I could have called his home in Marshfield to ask about it, but since I was planning to go see them anyway, I didn’t call. Then I kept putting off going to see them. I was still young and immature, I’ll admit. I didn’t know what to say to them. Thought I had to make something up. I didn’t know that all I had to do was be honest.

I put Casey’s computer in a shoebox of my treasured things. I put in my six months at Key West and left the Air Force. I found a good job, the perfect girl, we bought a house and filled it with kids.

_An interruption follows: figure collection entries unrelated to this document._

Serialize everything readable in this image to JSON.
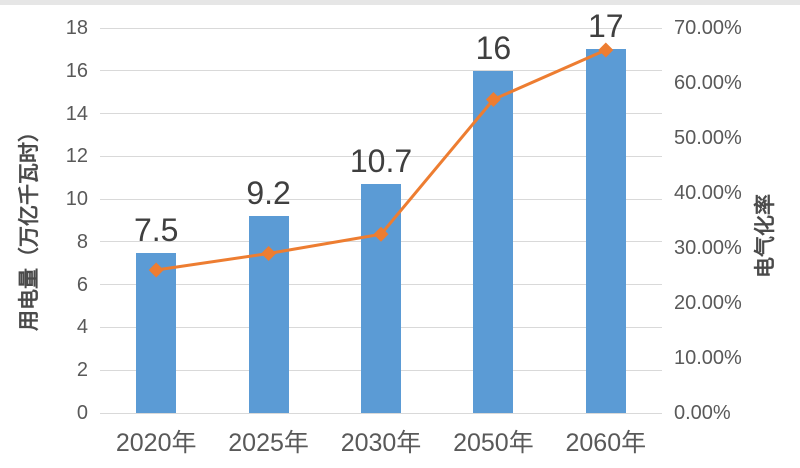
{
  "page": {
    "background": "#ffffff",
    "top_strip_color": "#e6e6e6"
  },
  "chart_data": {
    "type": "bar",
    "subtype": "combo-bar-line",
    "title": "",
    "categories": [
      "2020年",
      "2025年",
      "2030年",
      "2050年",
      "2060年"
    ],
    "series": [
      {
        "name": "用电量",
        "type": "bar",
        "axis": "left",
        "color": "#5B9BD5",
        "values": [
          7.5,
          9.2,
          10.7,
          16,
          17
        ],
        "data_labels": [
          "7.5",
          "9.2",
          "10.7",
          "16",
          "17"
        ]
      },
      {
        "name": "电气化率",
        "type": "line",
        "axis": "right",
        "color": "#ED7D31",
        "marker": "diamond",
        "values": [
          26,
          29,
          32.5,
          57,
          66
        ]
      }
    ],
    "left_axis": {
      "title": "用电量（万亿千瓦时）",
      "min": 0,
      "max": 18,
      "step": 2,
      "tick_labels": [
        "18",
        "16",
        "14",
        "12",
        "10",
        "8",
        "6",
        "4",
        "2",
        "0"
      ]
    },
    "right_axis": {
      "title": "电气化率",
      "min": 0,
      "max": 70,
      "step": 10,
      "tick_labels": [
        "70.00%",
        "60.00%",
        "50.00%",
        "40.00%",
        "30.00%",
        "20.00%",
        "10.00%",
        "0.00%"
      ]
    },
    "grid": true,
    "legend_position": "none",
    "grid_color": "#D9D9D9",
    "tick_color": "#595959",
    "data_label_color": "#3f3f3f"
  }
}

I had a life, in other words. Casey’s flight computer would not leave the shoebox again, not for many decades, because I never flew again. It was expensive. I could afford it while the taxpayers provided my food, shelter, medical, travel and such. When I became responsible for those things myself, however, recreational flying was first on the list of things I could do without.

I’d think of Casey. I’d wonder again why he left me his computer, and how he really died. I supposed his family knew. The Army had to have told his family. All I had to do, all those years I lived my life, was pick up the phone. I just didn’t feel like I had the right any more. I felt guilty, lacking, because I didn’t stop by to see them when I got home from Alaska. Calling them after that, just to ease my mind about how Casey died, wasn’t right. It was a small enough penance to pay for what I had failed to do, so I paid, and life went on. Mine, that is.